Tytuł wpisu w pamiętniku odchudzania:
Bomba kaloryczna? - zadecydowałam, że chcę ;)


Byłam na weselu. Od strony towarzyskiej było fajnie (z jednym wyjątkiem, ale nie o tym tutaj). To był dla "egzamin" z tego, czy naprawdę potrafię powiedzieć "nie dla słodyczy!"... I zdałam. Zjadłam co prawda kawałek tortu i jeden kawałek ciasta, i tak wiem, że to bomba kaloryczna. I inne dania które były nie byłyzbyt dobre dla osoby zdrowo odżywiającej się. Jednak to jeden raz, nie zamierzam dać się zwariować i załamywać z tego powodu. Dlaczego więc piszę, że zdałam ten egzamin? Otóż, zjadłam, bo chciałam zjeść. Nie dlatego, że przede mną było mnóstwo słodkiego, a ja nie mogłam się powstrzymać jak to bywało w przeszłości. Gdybym była na tym weselu przed czerwcem tego roku, to bym zjadła z 6-7 takich kawałków ciasta + tort + lody, które oddałam komuś uszczęśliwiając go, że dostał jeszcze jedną porcję. Teraz to nie mój organizm decyduje, czy zjem batonika, ciasto czy coś innego czekoladowego, tylko robię to ja. Przez całe wesele wypiłam też mnóstwo wody z cytryną - najzdrowszą rzecz do picia jaką znalazłam. Chodź przed moim nosem stały same pyszności - gazowane, napoje, soki słodzone. Nie tknęłam tego. Po zjedzeniu ciasta powiedziało mi się nawet "kurde, sam cukier", ktoś odpowiedział, że "może i tak, ale jakie pyszne" :P Jeszcze w domu są słodycze z wesela, i nie, na mnie to nie działa. Zjadam owoce, które dostaliśmy ;) 

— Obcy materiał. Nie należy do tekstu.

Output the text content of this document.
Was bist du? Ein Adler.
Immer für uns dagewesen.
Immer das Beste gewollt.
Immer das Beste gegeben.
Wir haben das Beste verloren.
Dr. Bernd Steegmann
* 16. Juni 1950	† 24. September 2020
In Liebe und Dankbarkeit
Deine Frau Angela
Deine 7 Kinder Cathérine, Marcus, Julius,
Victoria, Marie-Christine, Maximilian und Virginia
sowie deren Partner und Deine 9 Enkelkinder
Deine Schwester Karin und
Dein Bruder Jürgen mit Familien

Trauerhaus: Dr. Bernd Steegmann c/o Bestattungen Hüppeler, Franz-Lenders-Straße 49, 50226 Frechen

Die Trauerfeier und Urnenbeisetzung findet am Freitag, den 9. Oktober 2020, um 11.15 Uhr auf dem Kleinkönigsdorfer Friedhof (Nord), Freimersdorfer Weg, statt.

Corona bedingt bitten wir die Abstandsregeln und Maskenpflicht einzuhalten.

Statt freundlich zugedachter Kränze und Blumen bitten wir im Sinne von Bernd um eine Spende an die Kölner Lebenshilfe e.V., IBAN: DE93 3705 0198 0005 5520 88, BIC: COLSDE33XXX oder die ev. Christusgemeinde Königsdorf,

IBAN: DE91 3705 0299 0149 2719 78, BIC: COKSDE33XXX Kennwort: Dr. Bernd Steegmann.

Zauważyłam, że mam ochotę się rzucić na słodkie, jak chodzę głodna po supermarkecie. Zawsze myślałam, że żeby na zakupy nie chodzić głodnym to taka zasada, która w praktyce się nie sprawdza. A jednak, człowiek nie sprawdzi w praktyce, a potem żyje w błędnym przekonaniu. A to już lepiej w płatki górskie/warzywa/owoce/twarogi zainwestować i stworzyć coś wartościowego i pysznego do jedzenia.

Tymczasem wracam do ćwiczeń, bo o ile ja i zdrowe jedzenie się polubiliśmy, o tyle ja i ćwiczenia się dopiero poznajemy - i wiążę nadzieje na przyjaźń :)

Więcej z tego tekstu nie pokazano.